The Proclamation was also the basis for arrests without warrants, and the filing of rebellion charges against regime critics including six congressmen from activist party-list groups. Although supposedly meant to cope with a military-leftist conspiracy, the regime moved gingerly against the alleged military conspirators, detaining them only months later.

Meanwhile, the murder of political activists in the countryside, which had accelerated in 2004, intensified even further as the regime abandoned peace talks with the National Democratic Front and declared “total war” against the armed Left.

These initiatives were almost completely in violation of the Constitution, which, together with the Supreme Court, the regime has been ignoring since, unless it suits its primary purpose of staying in power indefinitely.

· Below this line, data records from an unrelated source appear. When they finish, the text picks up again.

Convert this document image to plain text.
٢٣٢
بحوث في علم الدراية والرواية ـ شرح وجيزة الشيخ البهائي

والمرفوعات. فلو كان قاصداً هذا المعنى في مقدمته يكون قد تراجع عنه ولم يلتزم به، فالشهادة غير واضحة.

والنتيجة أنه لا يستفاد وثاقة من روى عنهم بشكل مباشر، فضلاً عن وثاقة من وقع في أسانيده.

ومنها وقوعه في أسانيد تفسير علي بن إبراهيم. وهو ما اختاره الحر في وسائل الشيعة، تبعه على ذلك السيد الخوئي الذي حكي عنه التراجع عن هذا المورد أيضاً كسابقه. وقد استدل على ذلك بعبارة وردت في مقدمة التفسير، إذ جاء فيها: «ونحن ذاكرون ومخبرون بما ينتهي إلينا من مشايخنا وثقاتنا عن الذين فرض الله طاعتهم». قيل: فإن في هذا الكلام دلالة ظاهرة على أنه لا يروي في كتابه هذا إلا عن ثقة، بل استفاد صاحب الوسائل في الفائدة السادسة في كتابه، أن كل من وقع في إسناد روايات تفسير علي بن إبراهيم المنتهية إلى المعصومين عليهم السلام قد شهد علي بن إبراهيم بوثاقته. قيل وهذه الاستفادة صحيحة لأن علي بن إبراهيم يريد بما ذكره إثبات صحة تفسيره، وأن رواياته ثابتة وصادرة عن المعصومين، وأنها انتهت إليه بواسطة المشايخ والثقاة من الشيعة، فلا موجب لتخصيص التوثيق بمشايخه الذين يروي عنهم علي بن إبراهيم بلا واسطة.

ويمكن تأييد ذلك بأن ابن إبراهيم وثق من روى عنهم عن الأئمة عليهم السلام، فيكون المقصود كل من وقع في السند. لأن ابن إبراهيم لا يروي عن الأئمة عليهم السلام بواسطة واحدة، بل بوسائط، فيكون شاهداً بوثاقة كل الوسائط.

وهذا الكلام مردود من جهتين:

The Marcos regime paid lip service to the 1936 Constitution while dismantling it, and moved quickly to have the 1973 charter ratified through its bogus barangay assemblies. While ignoring the 1987 Constitution altogether, the Arroyo regime is similarly putting in place a constitution that will legalize authoritarian rule by weakening the Bill of Rights, allow its House minions to run for parliament, and assure Mrs. Arroyo and company of staying in power until 2010 and beyond.

The continuing coup which began February is thus a far craftier, far more innovative enterprise than its Thailand counterpart. It is undeclared, largely unnoticed, and worst, subject to no deadline, time limit or legal restraint. The Philippine political and military elites have done the Thai military one better, to the detriment of the country and its people.

(Business Mirror)

Prof. Luis V. Teodoro is a former dean of the University of the Philippines College of Mass Communication, where he used to teach journalism. He writes political commentary for BusinessWorld.